Blick zurück auf die eigenen Zustände
Seit Roger M. Buergel überraschend zum Leiter der Documenta 12 gekürt wurde, erfreuen sich seine Projekte ungeahnter Aufmerksamkeit

Zur Person

Buergel studierte in den achtziger Jahren in Wien an der Uni Wien und der Kunstakademie. Zwei Jahre lang arbeitete er als Privatsekretär von Hermann Nitsch. Als Kurator verschiedener Ausstellungen hat er sich jungen internationalen Künstlern gewidmet, die in ihrer Arbeit politische und soziale Themen behandeln. Derzeit läuft im Kunstraum der Universität Lüneburg die gemeinsam mit Kunsthistorikerin und Lebensgefährtin Noack kuratierte Schau "Die Regierung". 2005 wird die Ausstellung auch in der Wiener Secession zu sehen sein.

 
Foto: APA/Schlager
"Bilderfeindliche Theorie wird auf der documenta 12 nicht vorkommen", versichert Buergel.

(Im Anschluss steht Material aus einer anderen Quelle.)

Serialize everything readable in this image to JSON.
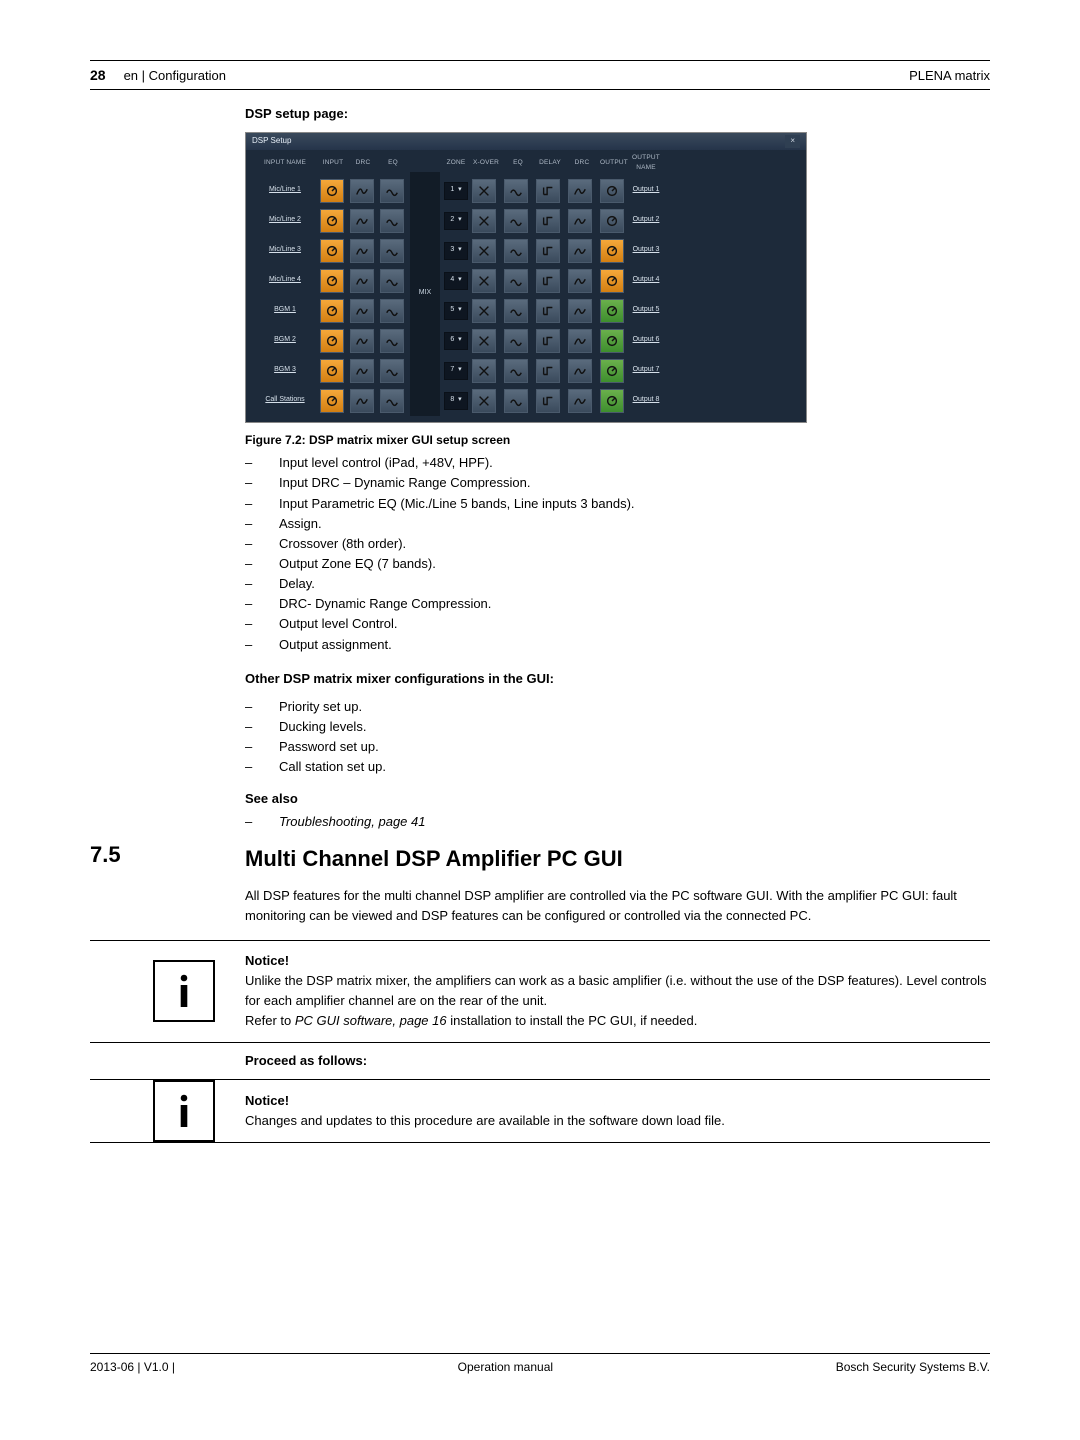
{
  "header": {
    "page_number": "28",
    "breadcrumb": "en | Configuration",
    "product": "PLENA matrix"
  },
  "footer": {
    "left": "2013-06 | V1.0 |",
    "center": "Operation manual",
    "right": "Bosch Security Systems B.V."
  },
  "section_title": "DSP setup page:",
  "figure_caption": "Figure 7.2: DSP matrix mixer GUI setup screen",
  "screenshot": {
    "window_title": "DSP Setup",
    "close": "×",
    "mix": "MIX",
    "columns": [
      "INPUT NAME",
      "INPUT",
      "DRC",
      "EQ",
      "",
      "ZONE",
      "X-OVER",
      "EQ",
      "DELAY",
      "DRC",
      "OUTPUT",
      "OUTPUT NAME"
    ],
    "rows": [
      {
        "input": "Mic/Line 1",
        "zone": "1",
        "output": "Output 1"
      },
      {
        "input": "Mic/Line 2",
        "zone": "2",
        "output": "Output 2"
      },
      {
        "input": "Mic/Line 3",
        "zone": "3",
        "output": "Output 3"
      },
      {
        "input": "Mic/Line 4",
        "zone": "4",
        "output": "Output 4"
      },
      {
        "input": "BGM 1",
        "zone": "5",
        "output": "Output 5"
      },
      {
        "input": "BGM 2",
        "zone": "6",
        "output": "Output 6"
      },
      {
        "input": "BGM 3",
        "zone": "7",
        "output": "Output 7"
      },
      {
        "input": "Call Stations",
        "zone": "8",
        "output": "Output 8"
      }
    ]
  },
  "feature_bullets": [
    "Input level control (iPad, +48V, HPF).",
    "Input DRC – Dynamic Range Compression.",
    "Input Parametric EQ (Mic./Line 5 bands, Line inputs 3 bands).",
    "Assign.",
    "Crossover (8th order).",
    "Output Zone EQ (7 bands).",
    "Delay.",
    "DRC- Dynamic Range Compression.",
    "Output level Control.",
    "Output assignment."
  ],
  "other_heading": "Other DSP matrix mixer configurations in the GUI:",
  "other_bullets": [
    "Priority set up.",
    "Ducking levels.",
    "Password set up.",
    "Call station set up."
  ],
  "see_also": {
    "label": "See also",
    "link": "Troubleshooting, page 41"
  },
  "section75": {
    "number": "7.5",
    "title": "Multi Channel DSP Amplifier PC GUI",
    "para": "All DSP features for the multi channel DSP amplifier are controlled via the PC software GUI. With the amplifier PC GUI: fault monitoring can be viewed and DSP features can be configured or controlled via the connected PC."
  },
  "notice1": {
    "title": "Notice!",
    "line1": "Unlike the DSP matrix mixer, the amplifiers can work as a basic amplifier (i.e. without the use of the DSP features). Level controls for each amplifier channel are on the rear of the unit.",
    "line2_prefix": "Refer to ",
    "line2_italic": "PC GUI software, page 16",
    "line2_suffix": " installation to install the PC GUI, if needed."
  },
  "proceed": "Proceed as follows:",
  "notice2": {
    "title": "Notice!",
    "body": "Changes and updates to this procedure are available in the software down load file."
  }
}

Weg vom "neoliberalem Künstler-Modell"
Roger M. Buergel, Leiter der documenta 12, will dem Keim der "politischen Verantwortung" einer solchen Ausstellung hegen

Wien - Roger M. Buergel (41), aus West-Berlin stammender Wahlwiener, wurde im vergangenen Dezember zum Leiter der 2007 stattfindenden documenta 12 in Kassel bestellt (16. Juni bis 23. September). Ein Interview zu den ersten Ideen zur documenta 12.

Sie gelten als relativ "unbeschriebenes Blatt" in der Kunstszene. Warum wurden Sie Ihrer Meinung nach zum neuen Leiter gewählt?

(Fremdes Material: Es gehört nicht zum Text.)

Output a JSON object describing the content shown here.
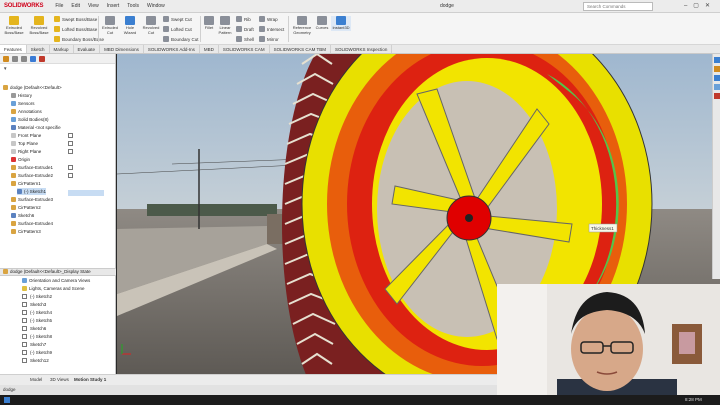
{
  "titlebar": {
    "logo": "SOLIDWORKS",
    "menu": [
      "File",
      "Edit",
      "View",
      "Insert",
      "Tools",
      "Window"
    ],
    "document": "dodge",
    "search_placeholder": "Search Commands"
  },
  "ribbon": {
    "big": [
      {
        "label1": "Extruded",
        "label2": "Boss/Base",
        "color": "#e4b51e"
      },
      {
        "label1": "Revolved",
        "label2": "Boss/Base",
        "color": "#e4b51e"
      },
      {
        "label1": "Hole",
        "label2": "Wizard",
        "color": "#3b7fd0"
      },
      {
        "label1": "Extruded",
        "label2": "Cut",
        "color": "#8a8f99"
      },
      {
        "label1": "Revolved",
        "label2": "Cut",
        "color": "#8a8f99"
      },
      {
        "label1": "Fillet",
        "label2": "",
        "color": "#8a8f99"
      },
      {
        "label1": "Linear",
        "label2": "Pattern",
        "color": "#8a8f99"
      },
      {
        "label1": "Reference",
        "label2": "Geometry",
        "color": "#8a8f99"
      },
      {
        "label1": "Curves",
        "label2": "",
        "color": "#8a8f99"
      },
      {
        "label1": "Instant3D",
        "label2": "",
        "color": "#3b7fd0"
      }
    ],
    "small_col1": [
      "Swept Boss/Base",
      "Lofted Boss/Base",
      "Boundary Boss/Base"
    ],
    "small_col2": [
      "Swept Cut",
      "Lofted Cut",
      "Boundary Cut"
    ],
    "small_col3": [
      "Rib",
      "Draft",
      "Shell"
    ],
    "small_col4": [
      "Wrap",
      "Intersect",
      "Mirror"
    ]
  },
  "tabs": [
    "Features",
    "Sketch",
    "Markup",
    "Evaluate",
    "MBD Dimensions",
    "SOLIDWORKS Add-Ins",
    "MBD",
    "SOLIDWORKS CAM",
    "SOLIDWORKS CAM TBM",
    "SOLIDWORKS Inspection"
  ],
  "tree_top": [
    "dodge  (Default<<Default>",
    "History",
    "Sensors",
    "Annotations",
    "Solid Bodies(8)",
    "Material <not specifie",
    "Front Plane",
    "Top Plane",
    "Right Plane",
    "Origin",
    "Surface-Extrude1",
    "Surface-Extrude2",
    "CirPattern1",
    "(-) Sketch1",
    "Surface-Extrude3",
    "CirPattern2",
    "Sketch6",
    "Surface-Extrude4",
    "CirPattern3"
  ],
  "tree_bottom": [
    "dodge  (Default<<Default>_Display State",
    "Orientation and Camera Views",
    "Lights, Cameras and Scene",
    "(-) Sketch2",
    "Sketch3",
    "(-) Sketch4",
    "(-) Sketch5",
    "Sketch6",
    "(-) Sketch8",
    "Sketch7",
    "(-) Sketch9",
    "Sketch12"
  ],
  "viewport": {
    "tooltip": "Thickness1"
  },
  "bottom_tabs": [
    "Model",
    "3D Views",
    "Motion Study 1"
  ],
  "status": "dodge",
  "taskbar_time": "8:28 PM"
}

Buergel: Vielleicht hatte die Findungskommission kein Interesse an einem beschriebenen Blatt. Die sind auf mich aufmerksam geworden wie auf viele andere auch, was am Ende den Ausschlag gegeben hat, werden wir vielleicht nie erfahren.

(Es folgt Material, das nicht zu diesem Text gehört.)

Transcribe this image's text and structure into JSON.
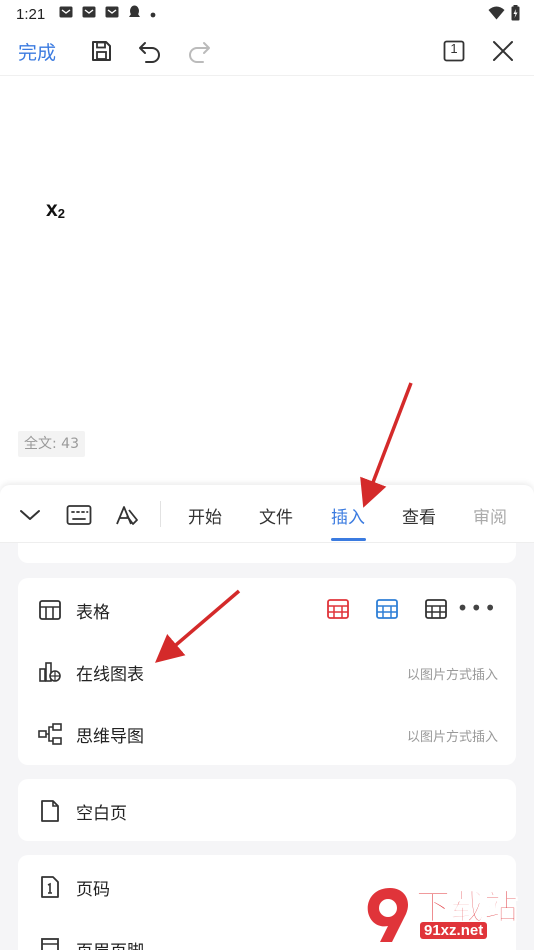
{
  "status_bar": {
    "time": "1:21",
    "icons": [
      "mail-icon",
      "mail-icon",
      "mail-icon",
      "qq-icon",
      "dot-icon"
    ],
    "right_icons": [
      "wifi-icon",
      "battery-icon"
    ]
  },
  "toolbar": {
    "done_label": "完成",
    "page_count": "1",
    "icons": [
      "save-icon",
      "undo-icon",
      "redo-icon",
      "page-count-icon",
      "close-icon"
    ]
  },
  "document": {
    "text_main": "x",
    "text_sub": "2",
    "word_count": "全文: 43"
  },
  "ribbon": {
    "tabs": [
      {
        "label": "开始"
      },
      {
        "label": "文件"
      },
      {
        "label": "插入"
      },
      {
        "label": "查看"
      },
      {
        "label": "审阅"
      }
    ],
    "active_tab": "插入",
    "accent_color": "#3b7be0"
  },
  "insert_panel": {
    "table": {
      "label": "表格",
      "options": [
        "red-table-icon",
        "blue-table-icon",
        "black-table-icon"
      ],
      "more": "•••"
    },
    "online_chart": {
      "label": "在线图表",
      "hint": "以图片方式插入"
    },
    "mind_map": {
      "label": "思维导图",
      "hint": "以图片方式插入"
    },
    "blank_page": {
      "label": "空白页"
    },
    "page_number": {
      "label": "页码"
    },
    "header_footer": {
      "label": "页眉页脚"
    }
  },
  "watermark": {
    "big_text": "下载站",
    "small_text": "91xz.net"
  }
}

Kann man aus Ihrer Wahl eine Tendenz ablesen?

Buergel: Es fällt mir schwer darüber zu spekulieren, weil ich die anderen Konzepte ja gar nicht kenne.

Die gewisse Aura der documenta

Haben Sie sich je gewünscht, documenta-Leiter zu werden?

Buergel: Nein, ich war sehr überrascht und natürlich geschmeichelt, als ich eingeladen wurde, ein Konzept einzureichen. Ich bin relativ entspannt in den Wettbewerb gegangen und war nicht fixiert darauf. Ruth Noack (Kunsthistorikerin und Lebensgefährtin Buergels, Anm.) und ich haben im Moment auch eine Ausstellung laufen, da waren wir mit Arbeit eingedeckt, und außerdem haben wir im November unser zweites Kind bekommen. Gleichzeitig bin ich gegenüber diesen Ausstellung-Genres skeptisch. Andererseits wieder hat die documenta natürlich eine gewisse Aura.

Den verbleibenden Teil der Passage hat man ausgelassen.